(Reuters) – Der australische Kreditgeber meldete am Montag einen Rückgang seiner Bareinnahmen für das Gesamtjahr um 14 %, der durch eine erhebliche einmalige Belastung im Zusammenhang mit Stellenabbau und einer behördlichen Einigung beeinträchtigt wurde, während Wettbewerb und Zinssenkungen die Margen drückten.
ANZ hat ein turbulentes Jahr hinter sich und musste eine rekordverdächtige behördliche Strafe, Tausende von Stellenstreichungen und steigende Integrationskosten durch die Übernahme der Suncorp Bank hinnehmen, während der neue CEO Nuno Matos darauf drängt, seine Kerngeschäftseinheiten zu rationalisieren und seine Risikokultur zu verbessern.
Der Kreditgeber musste einen Gewinnrückgang nach Steuern in Höhe von 1,11 Milliarden AUD (721,28 Millionen US-Dollar) hinnehmen, darunter 414 Millionen AUD aus 3.500 Personalentlassungen und 264 Millionen AUD Strafen, um seinen Rechtsstreit mit der Wertpapieraufsichtsbehörde beizulegen.
ANZ, der nach Marktwert viertgrößte Kreditgeber des Landes, verzeichnete für das am 30. September endende Geschäftsjahr einen Bargewinn von 5,79 Milliarden A$ und verfehlte damit die Konsensschätzung des Visible Alpha von 6,17 Milliarden A$ und lag unter den 6,73 Milliarden A$ des Vorjahres.
Ohne Berücksichtigung der einmaligen Belastung belief sich der Bargewinn auf 6,90 Milliarden AUD.
Der Bargewinn der australischen Privat- und institutionellen Kreditabteilungen der Bank ging um 35 % bzw. 9 % zurück, da die Margen trotz des Wachstums des Kredit- und Einlagenvolumens schrumpften.
Die drei Zinssenkungen der Reserve Bank of Australia in diesem Jahr haben dem Immobilienmarkt geholfen.
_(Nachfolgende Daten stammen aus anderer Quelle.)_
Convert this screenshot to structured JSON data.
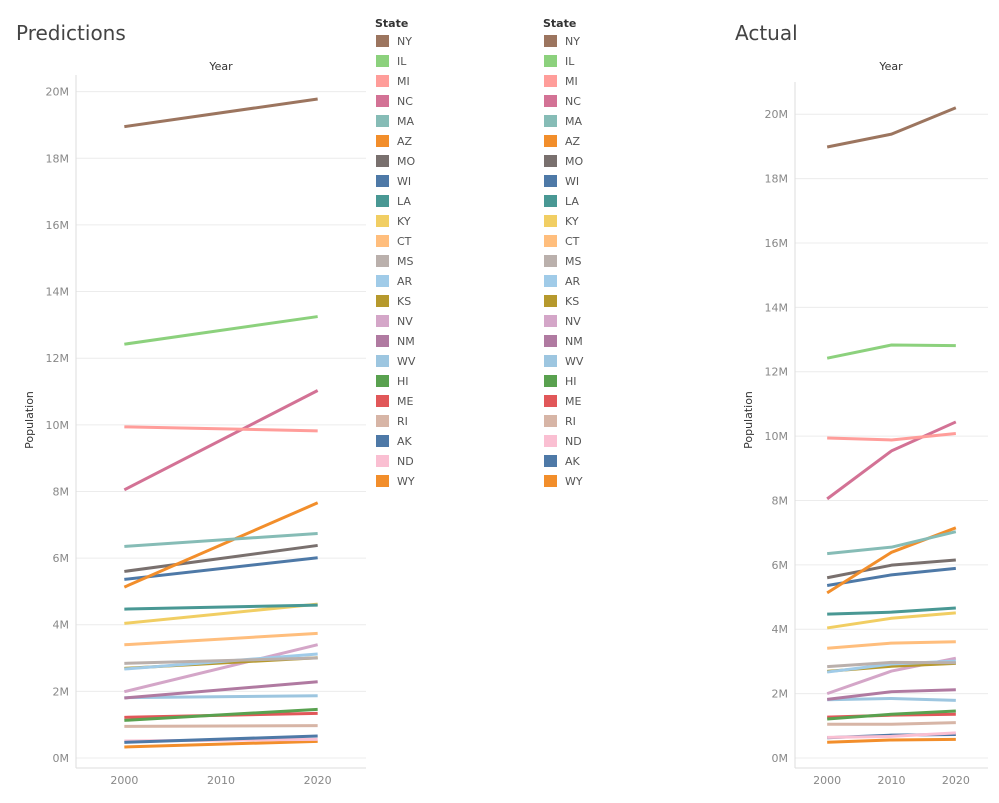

Der Wettbewerb um den Verkauf günstigerer Wohnungsbaudarlehen hat sich jedoch auf die Margen der Banken ausgewirkt.
ANZ gab an, dass seine Nettozinsspanne im Vergleich zum Vorjahr um 2 Basispunkte auf 1,55 % gesunken sei.
Die Ergebnisse konkurrierender Kreditgeber haben bereits den Preis- und Wettbewerbsdruck verdeutlicht, mit dem die Großbanken des Landes konfrontiert sind.
Australische Banken haben sich in den letzten Jahren aus nicht zum Kerngeschäft gehörenden Geschäftsbereichen zurückgezogen, um ihre Stärken auf dem Heimatmarkt zu verstärken, Portfolios zu verkleinern und stärker auf Hypotheken zu setzen, um ihre Erträge anzukurbeln.
Auch die Betriebskosten des Kreditgebers stiegen um 20 % auf 2,14 Milliarden A$, was sich weiter negativ auf sein Endergebnis auswirkte.
ANZ erklärte eine Schlussdividende von 83 australischen Cent pro Aktie, genau wie im Vorjahr.